Establishing a MEP configuration using an overlapping VPN domain makes things about as easy as possible. In simple terms, an overlapping VPN domain makes the VPN domain of all participating gateways identical. While a VPN domain usually contains a single gateway and the network that resides behind it, when establishing an overlap, the domain contains all of the gateways and their respective protected networks. Configuring a MEP configuration for a fully overlapping encryption setup isn't all that hard. Let's take a look at the steps. For these examples, we'll assume a dual gateway architecture protecting the following networks:

• 10.1.1.0/24

• 10.1.2.0/24

Figure 15.17 shows you a MEP configuration using a fully overlapping VPN domain.

Figure 15.17: Fully Overlapping VPN Domain

The first step is to define these networks for use within your rule base. By selecting Manage | Network Objects | New | Network from the Policy Editor, you'll be able to create the networks representing your VPN domain.

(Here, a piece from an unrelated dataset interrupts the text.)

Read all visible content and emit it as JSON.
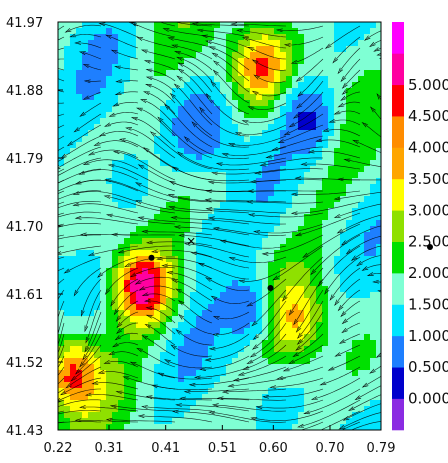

You'll also need to create the workstation objects representing the gateways that you'll be using. After you have done that, you have to place them all into a group. Select Manage | Network Objects | New | Group | Simple Group from the Policy Manager menu, and create a group like the one shown in Figure 15.18.

Figure 15.18: Overlapping VPN Domain Group

Next, you have to configure this new VPN domain on all of the firewalls that are participating within the configuration, and that's it. Shown in Figure 15.19 is what the Topology panel will look like. Note the Manually Defined VPN domain.

Figure 15.19: Overlapping VPN Domain

You also must use some means of avoiding the problem of asymmetric routing. Again, a popular choice is the use of IP pools. You'll also need to make sure that the routing within your network is properly configured to handle passing the traffic back to the network associated with the IP pool network. To associate an IP pool with the gateway, you first must define an address range that will be used as the pool. After you do that, access the Workstation Properties and select the NAT panel. Place a checkmark in the box marked Use IP Pool NAT for SecuRemote and VPN connections, select the previously defined address range object, and you're ready to go. Figure 15.20 shows you this final configuration panel.

Figure 15.20: Using IP Pools

When your SecuRemote clients attempt to initiate a connection, the first gateway to respond will be selected. This is a pretty simple method and is one of the reasons that this configuration is so straightforward.